Une scène dominée par la présence chinoise
Le Forum sur la coopération internationale dans le cadre de l'initiative « la Ceinture et la Route » (BRI), préparé avec ambition par la Chine, s'est achevé avec succès le 15 mai. Lors de cette réunion internationale à grande échelle, qui a vu la participation de 29 chefs d'État et d'environ 1 500 représentants de 130 pays, la Chine a démontré son rôle de leader sur la scène internationale en assumant à la fois le rôle de réalisateur et d'acteur principal. Xi Jinping s'est ainsi imposé comme le protagoniste, contrastant avec l'anti-mondialisation et le nationalisme de Trump, en prônant le développement commun des pays de la BRI et le renforcement du libre-échange mondial. En conséquence, Xi Jinping a considérablement renforcé son image de leader mondial avant le 19e Congrès national du Parti, et le peuple chinois semble rempli de fierté, témoin de la « renaissance de l'Empire du Milieu ». Bien que les États-Unis, l'Inde et certains pays occidentaux aient dénigré cet événement comme une « fête de l'argent » chinoise, la plupart des pays ont évalué positivement les valeurs et les résultats poursuivis par la BRI. Les pays pauvres d'Asie du Sud-Est, d'Asie centrale et d'Afrique, en particulier, ont fait l'éloge de ce forum et ont manifesté leur désir de recevoir l'aide de la Chine, démontrant ainsi la puissance de la Chine.
Pour la Corée du Sud, qui traverse la plus grande crise diplomatique depuis l'établissement des relations avec la Chine en raison du déploiement du THAAD, cet événement a été présenté principalement comme une occasion de rétablir les relations bilatérales.
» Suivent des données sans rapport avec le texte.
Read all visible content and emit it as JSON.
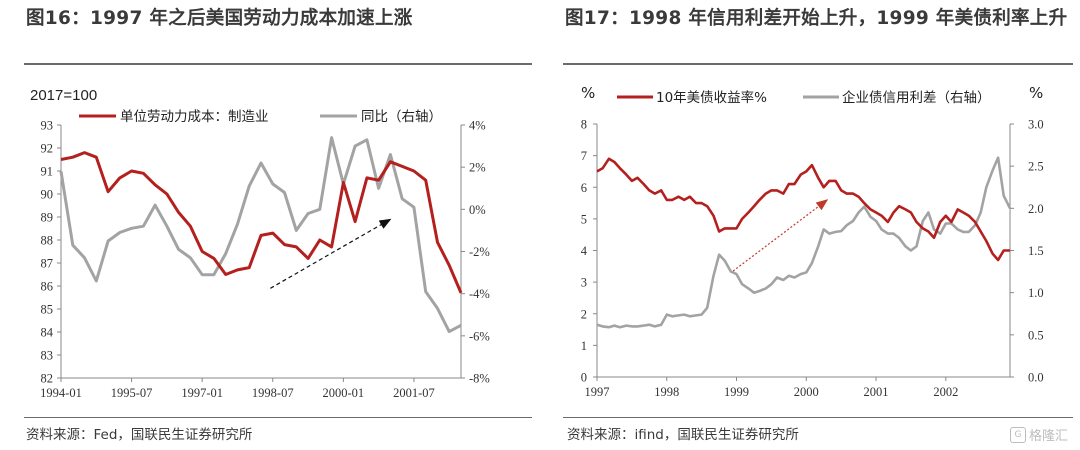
{
  "chart_data": [
    {
      "type": "line",
      "id": "fig16",
      "title": "图16：1997 年之后美国劳动力成本加速上涨",
      "unit_label": "2017=100",
      "source": "资料来源：Fed，国联民生证券研究所",
      "x_ticks": [
        "1994-01",
        "1995-07",
        "1997-01",
        "1998-07",
        "2000-01",
        "2001-07"
      ],
      "x_range": [
        1994.0,
        2002.5
      ],
      "ylim_left": [
        82,
        93
      ],
      "y_ticks_left": [
        "82",
        "83",
        "84",
        "85",
        "86",
        "87",
        "88",
        "89",
        "90",
        "91",
        "92",
        "93"
      ],
      "ylim_right": [
        -8,
        4
      ],
      "y_ticks_right": [
        "4%",
        "2%",
        "0%",
        "-2%",
        "-4%",
        "-6%",
        "-8%"
      ],
      "series": [
        {
          "name": "单位劳动力成本：制造业",
          "axis": "left",
          "color": "#b3201d",
          "x": [
            1994.0,
            1994.25,
            1994.5,
            1994.75,
            1995.0,
            1995.25,
            1995.5,
            1995.75,
            1996.0,
            1996.25,
            1996.5,
            1996.75,
            1997.0,
            1997.25,
            1997.5,
            1997.75,
            1998.0,
            1998.25,
            1998.5,
            1998.75,
            1999.0,
            1999.25,
            1999.5,
            1999.75,
            2000.0,
            2000.25,
            2000.5,
            2000.75,
            2001.0,
            2001.25,
            2001.5,
            2001.75,
            2002.0,
            2002.25,
            2002.5
          ],
          "values": [
            91.5,
            91.6,
            91.8,
            91.6,
            90.1,
            90.7,
            91.0,
            90.9,
            90.4,
            90.0,
            89.2,
            88.6,
            87.5,
            87.2,
            86.5,
            86.7,
            86.8,
            88.2,
            88.3,
            87.8,
            87.7,
            87.2,
            88.0,
            87.7,
            90.5,
            88.8,
            90.7,
            90.6,
            91.4,
            91.2,
            91.0,
            90.6,
            87.9,
            86.9,
            85.7
          ]
        },
        {
          "name": "同比（右轴）",
          "axis": "right",
          "color": "#a3a3a3",
          "x": [
            1994.0,
            1994.25,
            1994.5,
            1994.75,
            1995.0,
            1995.25,
            1995.5,
            1995.75,
            1996.0,
            1996.25,
            1996.5,
            1996.75,
            1997.0,
            1997.25,
            1997.5,
            1997.75,
            1998.0,
            1998.25,
            1998.5,
            1998.75,
            1999.0,
            1999.25,
            1999.5,
            1999.75,
            2000.0,
            2000.25,
            2000.5,
            2000.75,
            2001.0,
            2001.25,
            2001.5,
            2001.75,
            2002.0,
            2002.25,
            2002.5
          ],
          "values": [
            1.8,
            -1.7,
            -2.3,
            -3.4,
            -1.5,
            -1.1,
            -0.9,
            -0.8,
            0.2,
            -0.8,
            -1.9,
            -2.3,
            -3.1,
            -3.1,
            -2.1,
            -0.7,
            1.1,
            2.2,
            1.2,
            0.8,
            -1.0,
            -0.2,
            0.0,
            3.4,
            1.2,
            3.0,
            3.3,
            1.0,
            2.6,
            0.5,
            0.1,
            -3.9,
            -4.7,
            -5.8,
            -5.5
          ]
        }
      ],
      "annotations": [
        {
          "type": "dashed-arrow",
          "from": {
            "x": 1998.45,
            "y": 85.9
          },
          "to": {
            "x": 2001.0,
            "y": 88.9
          }
        }
      ]
    },
    {
      "type": "line",
      "id": "fig17",
      "title": "图17：1998 年信用利差开始上升，1999 年美债利率上升",
      "source": "资料来源：ifind，国联民生证券研究所",
      "left_unit": "%",
      "right_unit": "%",
      "x_ticks": [
        "1997",
        "1998",
        "1999",
        "2000",
        "2001",
        "2002"
      ],
      "x_range": [
        1997.0,
        2002.92
      ],
      "ylim_left": [
        0,
        8
      ],
      "y_ticks_left": [
        "8",
        "7",
        "6",
        "5",
        "4",
        "3",
        "2",
        "1",
        "0"
      ],
      "ylim_right": [
        0.0,
        3.0
      ],
      "y_ticks_right": [
        "3.0",
        "2.5",
        "2.0",
        "1.5",
        "1.0",
        "0.5",
        "0.0"
      ],
      "series": [
        {
          "name": "10年美债收益率%",
          "axis": "left",
          "color": "#b3201d",
          "x": [
            1997.0,
            1997.08,
            1997.17,
            1997.25,
            1997.33,
            1997.42,
            1997.5,
            1997.58,
            1997.67,
            1997.75,
            1997.83,
            1997.92,
            1998.0,
            1998.08,
            1998.17,
            1998.25,
            1998.33,
            1998.42,
            1998.5,
            1998.58,
            1998.67,
            1998.75,
            1998.83,
            1998.92,
            1999.0,
            1999.08,
            1999.17,
            1999.25,
            1999.33,
            1999.42,
            1999.5,
            1999.58,
            1999.67,
            1999.75,
            1999.83,
            1999.92,
            2000.0,
            2000.08,
            2000.17,
            2000.25,
            2000.33,
            2000.42,
            2000.5,
            2000.58,
            2000.67,
            2000.75,
            2000.83,
            2000.92,
            2001.0,
            2001.08,
            2001.17,
            2001.25,
            2001.33,
            2001.42,
            2001.5,
            2001.58,
            2001.67,
            2001.75,
            2001.83,
            2001.92,
            2002.0,
            2002.08,
            2002.17,
            2002.25,
            2002.33,
            2002.42,
            2002.5,
            2002.58,
            2002.67,
            2002.75,
            2002.83,
            2002.92
          ],
          "values": [
            6.5,
            6.6,
            6.9,
            6.8,
            6.6,
            6.4,
            6.2,
            6.3,
            6.1,
            5.9,
            5.8,
            5.9,
            5.6,
            5.6,
            5.7,
            5.6,
            5.7,
            5.5,
            5.5,
            5.4,
            5.1,
            4.6,
            4.7,
            4.7,
            4.7,
            5.0,
            5.2,
            5.4,
            5.6,
            5.8,
            5.9,
            5.9,
            5.8,
            6.1,
            6.1,
            6.4,
            6.5,
            6.7,
            6.3,
            6.0,
            6.2,
            6.2,
            5.9,
            5.8,
            5.8,
            5.7,
            5.5,
            5.3,
            5.2,
            5.1,
            4.9,
            5.2,
            5.4,
            5.3,
            5.2,
            4.9,
            4.7,
            4.6,
            4.4,
            4.9,
            5.1,
            4.9,
            5.3,
            5.2,
            5.1,
            4.9,
            4.6,
            4.3,
            3.9,
            3.7,
            4.0,
            4.0
          ]
        },
        {
          "name": "企业债信用利差（右轴）",
          "axis": "right",
          "color": "#a3a3a3",
          "x": [
            1997.0,
            1997.08,
            1997.17,
            1997.25,
            1997.33,
            1997.42,
            1997.5,
            1997.58,
            1997.67,
            1997.75,
            1997.83,
            1997.92,
            1998.0,
            1998.08,
            1998.17,
            1998.25,
            1998.33,
            1998.42,
            1998.5,
            1998.58,
            1998.67,
            1998.75,
            1998.83,
            1998.92,
            1999.0,
            1999.08,
            1999.17,
            1999.25,
            1999.33,
            1999.42,
            1999.5,
            1999.58,
            1999.67,
            1999.75,
            1999.83,
            1999.92,
            2000.0,
            2000.08,
            2000.17,
            2000.25,
            2000.33,
            2000.42,
            2000.5,
            2000.58,
            2000.67,
            2000.75,
            2000.83,
            2000.92,
            2001.0,
            2001.08,
            2001.17,
            2001.25,
            2001.33,
            2001.42,
            2001.5,
            2001.58,
            2001.67,
            2001.75,
            2001.83,
            2001.92,
            2002.0,
            2002.08,
            2002.17,
            2002.25,
            2002.33,
            2002.42,
            2002.5,
            2002.58,
            2002.67,
            2002.75,
            2002.83,
            2002.92
          ],
          "values": [
            0.62,
            0.6,
            0.59,
            0.61,
            0.59,
            0.61,
            0.6,
            0.6,
            0.61,
            0.62,
            0.6,
            0.62,
            0.74,
            0.72,
            0.73,
            0.74,
            0.72,
            0.73,
            0.74,
            0.82,
            1.2,
            1.45,
            1.38,
            1.25,
            1.22,
            1.1,
            1.05,
            1.0,
            1.02,
            1.05,
            1.1,
            1.18,
            1.15,
            1.2,
            1.18,
            1.22,
            1.24,
            1.35,
            1.55,
            1.75,
            1.7,
            1.72,
            1.73,
            1.8,
            1.85,
            1.95,
            2.02,
            1.9,
            1.85,
            1.75,
            1.7,
            1.7,
            1.65,
            1.55,
            1.5,
            1.55,
            1.85,
            1.95,
            1.75,
            1.7,
            1.82,
            1.82,
            1.75,
            1.72,
            1.72,
            1.8,
            1.95,
            2.25,
            2.45,
            2.6,
            2.15,
            2.0
          ]
        }
      ],
      "annotations": [
        {
          "type": "dotted-arrow",
          "color": "#c0392b",
          "from": {
            "x": 1998.95,
            "y": 3.35
          },
          "to": {
            "x": 2000.3,
            "y": 5.6
          }
        }
      ]
    }
  ],
  "watermark": {
    "text": "格隆汇",
    "icon": "glh-logo-icon"
  }
}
Cela donne l'impression que l'on a négligé la compréhension des implications politiques et économiques internationales de ce forum. Bien que la Corée du Sud ne soit pas un bénéficiaire direct de la BRI, cette situation reflète le fait que toute l'attention s'est concentrée sur la résolution de la crise bilatérale, dont la profondeur et l'ampleur sont sans précédent. Cependant, si la BRI réussit, la Corée du Sud pourrait en tirer d'énormes avantages. Il est donc nécessaire d'analyser minutieusement les plans ambitieux de la Chine et de préparer activement des mesures de coopération. La coopération de la Corée du Sud à la stratégie BRI de la Chine permettrait non seulement de participer aux projets de la Banque asiatique d'investissement pour les infrastructures (BAII), mais aussi de créer des opportunités stratégiques pour accéder à l'Asie centrale et à l'Europe via la Route de la Soie terrestre.
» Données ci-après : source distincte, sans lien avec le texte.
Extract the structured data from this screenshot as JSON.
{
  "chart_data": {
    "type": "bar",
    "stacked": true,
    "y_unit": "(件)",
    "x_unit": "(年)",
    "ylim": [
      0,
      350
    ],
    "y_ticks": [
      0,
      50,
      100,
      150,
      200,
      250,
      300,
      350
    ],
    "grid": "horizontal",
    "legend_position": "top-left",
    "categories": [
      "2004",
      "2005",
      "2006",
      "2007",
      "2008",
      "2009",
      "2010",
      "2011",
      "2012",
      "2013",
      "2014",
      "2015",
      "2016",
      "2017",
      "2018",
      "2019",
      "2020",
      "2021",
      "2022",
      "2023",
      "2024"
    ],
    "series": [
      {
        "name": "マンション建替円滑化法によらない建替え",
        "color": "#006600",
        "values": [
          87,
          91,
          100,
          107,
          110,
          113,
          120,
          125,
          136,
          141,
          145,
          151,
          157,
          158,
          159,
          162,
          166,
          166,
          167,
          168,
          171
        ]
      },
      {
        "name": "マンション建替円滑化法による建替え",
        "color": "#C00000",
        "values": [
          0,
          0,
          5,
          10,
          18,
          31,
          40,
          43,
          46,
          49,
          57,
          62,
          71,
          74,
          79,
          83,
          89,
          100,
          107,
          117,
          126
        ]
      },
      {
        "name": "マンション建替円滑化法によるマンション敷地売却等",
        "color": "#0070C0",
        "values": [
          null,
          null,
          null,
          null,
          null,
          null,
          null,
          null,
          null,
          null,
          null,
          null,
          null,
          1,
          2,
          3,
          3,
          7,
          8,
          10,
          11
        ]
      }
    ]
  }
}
L'esprit de la BRI étend le consensus mondial
Depuis sa proposition en 2013, la Chine a affiné le concept et les objectifs de la BRI. Depuis que le président Xi Jinping a souligné le principe de « coopération, construction et partage communs » lors du Forum de Boao pour l'Asie en mars 2015, il a, lors de ce forum, accentué l'importance de la coopération internationale et ses effets en déclarant que « un plus un est plus que deux », soulignant ainsi l'importance de la coopération internationale et ses effets à l'ère de la mondialisation et du libre-échange. Il a défini la BRI comme « un nouveau moteur de la croissance économique mondiale » et a exprimé sa confiance dans le succès de la BRI en citant un proverbe ancien : « Même si les pêchers et les pruniers ne parlent pas, un chemin se formera naturellement sous eux ». Ceci témoigne de la volonté de réaliser une « mondialisation à la chinoise 2.0 » en construisant un réseau économique centré sur les cinq objectifs de la BRI : « communication politique, connexion des infrastructures, fluidité commerciale, financement, et acceptation mutuelle ». Par cela, la Chine souhaite désormais affirmer que « le monde est unifié ».
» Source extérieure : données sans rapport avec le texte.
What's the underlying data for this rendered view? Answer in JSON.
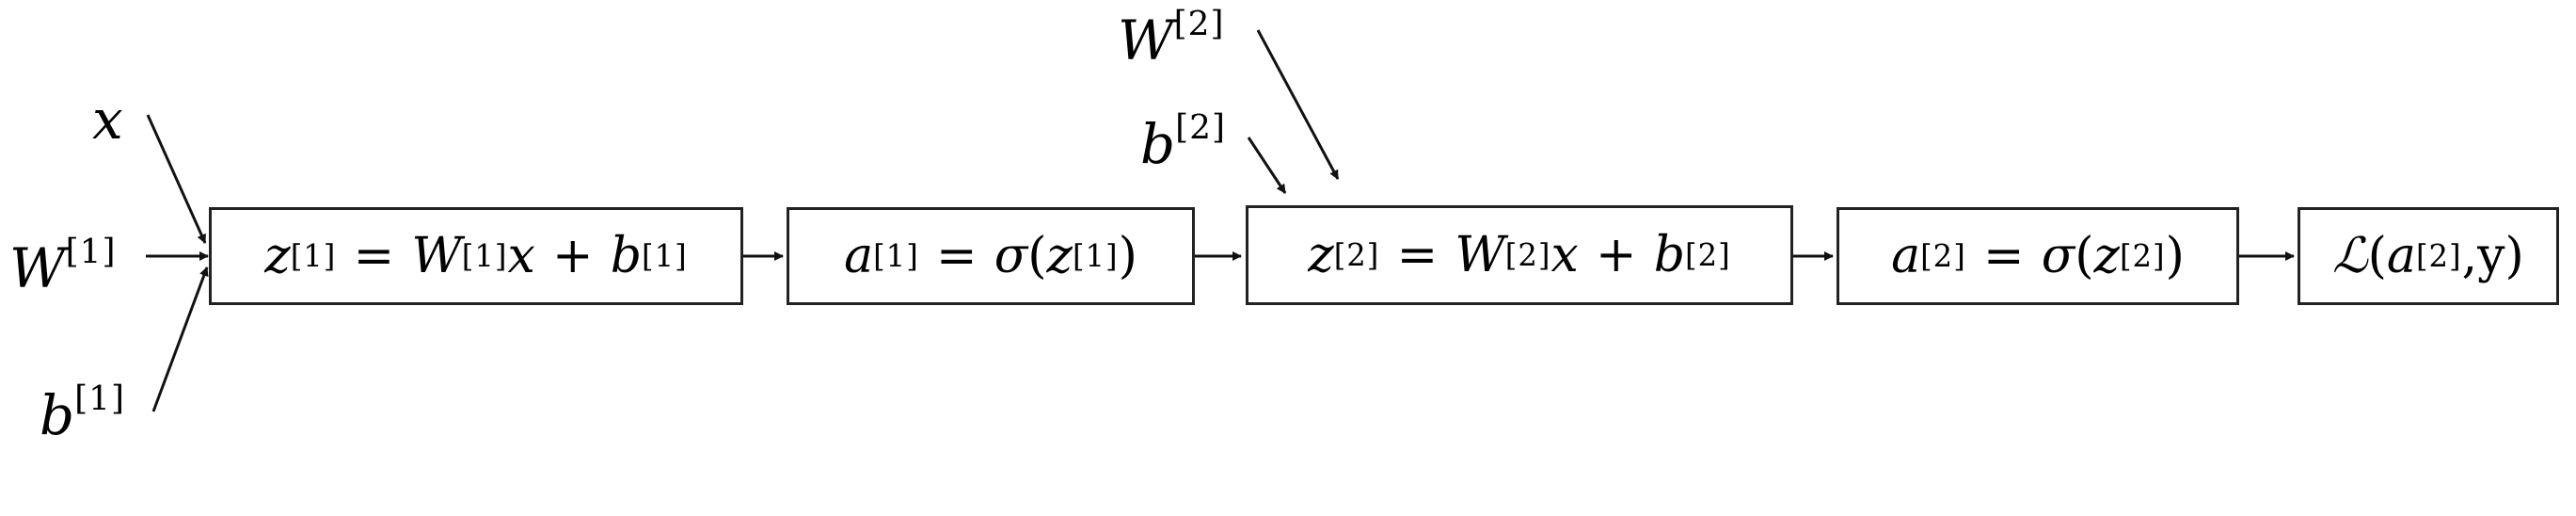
{
  "inputs": {
    "x": {
      "sym": "x"
    },
    "w1": {
      "sym": "W",
      "sup": "[1]"
    },
    "b1": {
      "sym": "b",
      "sup": "[1]"
    },
    "w2": {
      "sym": "W",
      "sup": "[2]"
    },
    "b2": {
      "sym": "b",
      "sup": "[2]"
    }
  },
  "boxes": {
    "z1": {
      "lhs": "z",
      "lhs_sup": "[1]",
      "eq": "=",
      "w": "W",
      "w_sup": "[1]",
      "x": "x",
      "plus": "+",
      "b": "b",
      "b_sup": "[1]"
    },
    "a1": {
      "lhs": "a",
      "lhs_sup": "[1]",
      "eq": "=",
      "fn": "σ",
      "lp": "(",
      "arg": "z",
      "arg_sup": "[1]",
      "rp": ")"
    },
    "z2": {
      "lhs": "z",
      "lhs_sup": "[2]",
      "eq": "=",
      "w": "W",
      "w_sup": "[2]",
      "x": "x",
      "plus": "+",
      "b": "b",
      "b_sup": "[2]"
    },
    "a2": {
      "lhs": "a",
      "lhs_sup": "[2]",
      "eq": "=",
      "fn": "σ",
      "lp": "(",
      "arg": "z",
      "arg_sup": "[2]",
      "rp": ")"
    },
    "loss": {
      "fn": "ℒ",
      "lp": "(",
      "arg": "a",
      "arg_sup": "[2]",
      "comma": ",",
      "y": "y",
      "rp": ")"
    }
  },
  "colors": {
    "line": "#111111",
    "border": "#222222"
  }
}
Cette initiative chinoise semble avoir obtenu un soutien et une adhésion considérables de la communauté internationale. Par exemple, Taleb Rifai, secrétaire général de l'Organisation mondiale du tourisme des Nations Unies, a estimé que « la BRI contribue grandement à la gestion des défis majeurs auxquels le monde est confronté aujourd'hui, tels que les déficits culturels, économiques et de paix ». De plus, la BRI a obtenu un soutien universel de la communauté internationale en étant incluse dans la résolution 2274 du Conseil de sécurité des Nations Unies en mars 2016, puis dans la résolution de l'Assemblée générale A/71/9, adoptée à l'unanimité par les 193 États membres en novembre de la même année. Autrement dit, l'initiative BRI a contribué au développement économique de l'Afghanistan et de la région, ainsi qu'à la création d'un environnement de sécurité. En outre, 56 pays ou organisations régionales ont jusqu'à présent publié des déclarations conjointes relatives à la BRI, et neuf pays, dont la Russie, la Mongolie et le Pakistan, ont indiqué que leurs stratégies de développement étaient étroitement liées à la BRI.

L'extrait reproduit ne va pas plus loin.